The absence of conviction and passionate intensity is not limited to liberals and moderates. Serious Marxist and radical thinkers I know deeply grasp and recognize the US Republi-fascist specter and its capitalist, racist, sexist, imperialist, Christian, bipartisan, and nationalist roots and dimensions but share little if any of my “wild-eyed” notion that anything much can or will be done to slay the authoritarian beast – certainly nothing like a revolution, which is all-knowingly proclaimed a pointless pursuit by armchair Marxists who have never lifted a finger to bring one about, much less given any serious consideration to what would be involved in making one built to last. The pessimism of their minds has negated the optimism of their wills (to use the fascism-incarcerated Antonio Gramsci’s terms). But that’s another topic for another day.

In an earlier comment on the banalities of the corporatized education system Street refers to “ An educational-industrial complex that inculcates passivity, conservatism, specialization, individualism, subordination, appeasement, hierarchy, oppression, identitarianism, narrowness over rebellion, liberation, critical thinking, many-sidedness, solidarity, radical class analysis, active resistance, egalitarianism, and revolutionary vision.  This bankrupt ideological structure has hatched a “chickenshit conformist” intelligentsia that lacks the courage and vision to tell people the full truth about the depth and degree of the authoritarian menace that stalks the land – and the rooting of that menace in the nation’s underlying and interrelated unelected dictatorships of capital and empire. It scoffs at and scandalously maligns and misrepresents the notion of popular revolution over and against those dictatorships” combined with “ a relentless, many-sided dumbing down of the population so savage that “more than half of Americans between the ages of 16 and 74 read below the equivalent of a sixth-grade level.”
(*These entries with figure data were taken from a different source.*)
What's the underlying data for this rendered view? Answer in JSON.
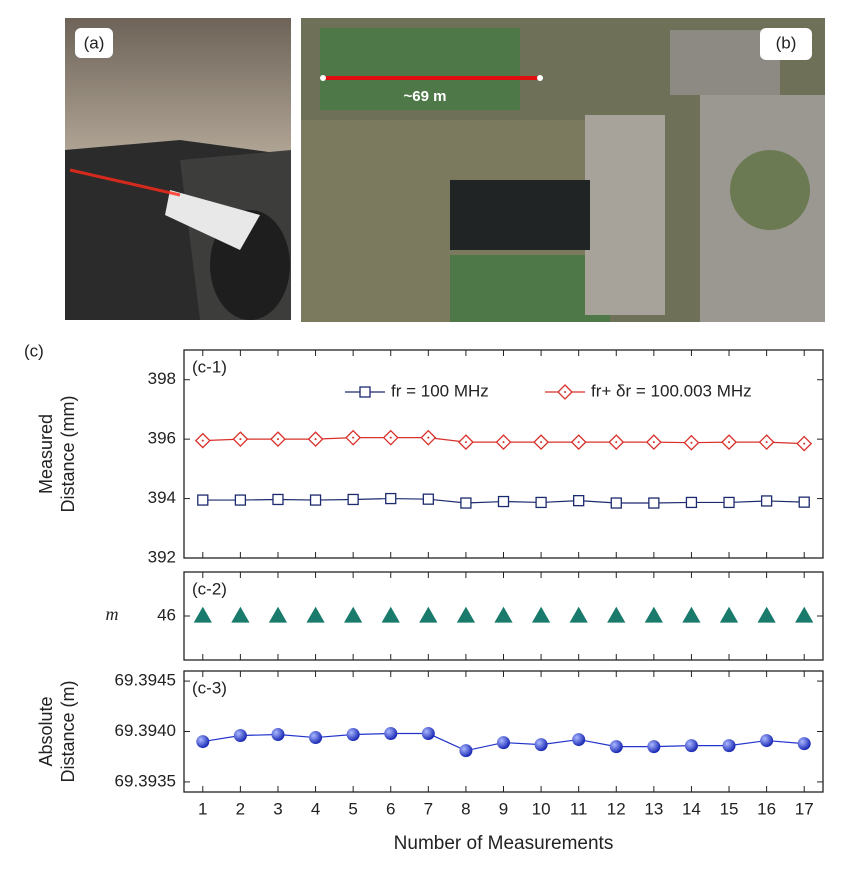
{
  "panels": {
    "a_label": "(a)",
    "b_label": "(b)",
    "distance_label": "~69 m",
    "c_label": "(c)"
  },
  "chart_data": [
    {
      "type": "line",
      "panel_label": "(c-1)",
      "y_label": [
        "Measured",
        "Distance (mm)"
      ],
      "x": [
        1,
        2,
        3,
        4,
        5,
        6,
        7,
        8,
        9,
        10,
        11,
        12,
        13,
        14,
        15,
        16,
        17
      ],
      "xlim": [
        0.5,
        17.5
      ],
      "xticks": [
        1,
        2,
        3,
        4,
        5,
        6,
        7,
        8,
        9,
        10,
        11,
        12,
        13,
        14,
        15,
        16,
        17
      ],
      "ylim": [
        392,
        399
      ],
      "yticks": [
        392,
        394,
        396,
        398
      ],
      "series": [
        {
          "name": "fr = 100 MHz",
          "color": "#1c2a6e",
          "marker": "square",
          "values": [
            393.95,
            393.95,
            393.97,
            393.95,
            393.97,
            394.0,
            393.98,
            393.85,
            393.9,
            393.87,
            393.93,
            393.85,
            393.85,
            393.87,
            393.87,
            393.92,
            393.88
          ]
        },
        {
          "name": "fr+ δr = 100.003 MHz",
          "color": "#d9302a",
          "marker": "diamond",
          "values": [
            395.95,
            396.0,
            396.0,
            396.0,
            396.05,
            396.05,
            396.05,
            395.9,
            395.9,
            395.9,
            395.9,
            395.9,
            395.9,
            395.88,
            395.9,
            395.9,
            395.85
          ]
        }
      ]
    },
    {
      "type": "scatter",
      "panel_label": "(c-2)",
      "y_label": [
        "m"
      ],
      "x": [
        1,
        2,
        3,
        4,
        5,
        6,
        7,
        8,
        9,
        10,
        11,
        12,
        13,
        14,
        15,
        16,
        17
      ],
      "xlim": [
        0.5,
        17.5
      ],
      "xticks": [
        1,
        2,
        3,
        4,
        5,
        6,
        7,
        8,
        9,
        10,
        11,
        12,
        13,
        14,
        15,
        16,
        17
      ],
      "ylim": [
        45,
        47
      ],
      "yticks": [
        46
      ],
      "series": [
        {
          "color": "#1a7a6c",
          "marker": "triangle",
          "values": [
            46,
            46,
            46,
            46,
            46,
            46,
            46,
            46,
            46,
            46,
            46,
            46,
            46,
            46,
            46,
            46,
            46
          ]
        }
      ]
    },
    {
      "type": "line",
      "panel_label": "(c-3)",
      "y_label": [
        "Absolute",
        "Distance (m)"
      ],
      "x_label": "Number of Measurements",
      "x": [
        1,
        2,
        3,
        4,
        5,
        6,
        7,
        8,
        9,
        10,
        11,
        12,
        13,
        14,
        15,
        16,
        17
      ],
      "xlim": [
        0.5,
        17.5
      ],
      "xticks": [
        1,
        2,
        3,
        4,
        5,
        6,
        7,
        8,
        9,
        10,
        11,
        12,
        13,
        14,
        15,
        16,
        17
      ],
      "ylim": [
        69.3934,
        69.3946
      ],
      "yticks": [
        69.3935,
        {
          "value": 69.394,
          "label": "69.3940"
        },
        69.3945
      ],
      "series": [
        {
          "color": "#2233cc",
          "marker": "circle",
          "values": [
            69.3939,
            69.39396,
            69.39397,
            69.39394,
            69.39397,
            69.39398,
            69.39398,
            69.39381,
            69.39389,
            69.39387,
            69.39392,
            69.39385,
            69.39385,
            69.39386,
            69.39386,
            69.39391,
            69.39388
          ]
        }
      ]
    }
  ]
}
Below is link to disturbing yet vitally important essay by educational philosopher Henry Giroux on the emergence of fascism, intolerance and authoritarianism in all sectors of Western capitalist culture, especially big business, politics, education and the combination of vile ideologies of Christian fascism and neo-liberal casino capitalism that prevails globally.

So why are critical thinking courses not a part of the curriculum in our public schools? I can recall the resistance and reactionary impediments that existed back in the 1990s when I as a mathematics teacher and a group of progressive colleagues tried to implement such critical thinking program in our high school. Conservative power sources within the community, especially the authoritarianism of the politically powerful draconian churches, blocked us at every turn. But other reactionary forces were at work as well. Does capitalism want critical thinkers? Of course not; as the late comedian and social critic George Carlin put it, capitalism prefers docile compliant workers who follow orders. People need to give up on the delusion on the separation of church and state in Canada. It is no more a fact than in the United States of Jesus despite church-state separation being written into its constitution. The undemocratic authoritarian Christian churches are capable of wielding enormous power, especially when a capitalist Christian fundamentalist is elected to lead the country such as former authoritarian control freak Prime Minister Stephen Harper whose wet dream was to create a neo-fascist Canadian theocracy.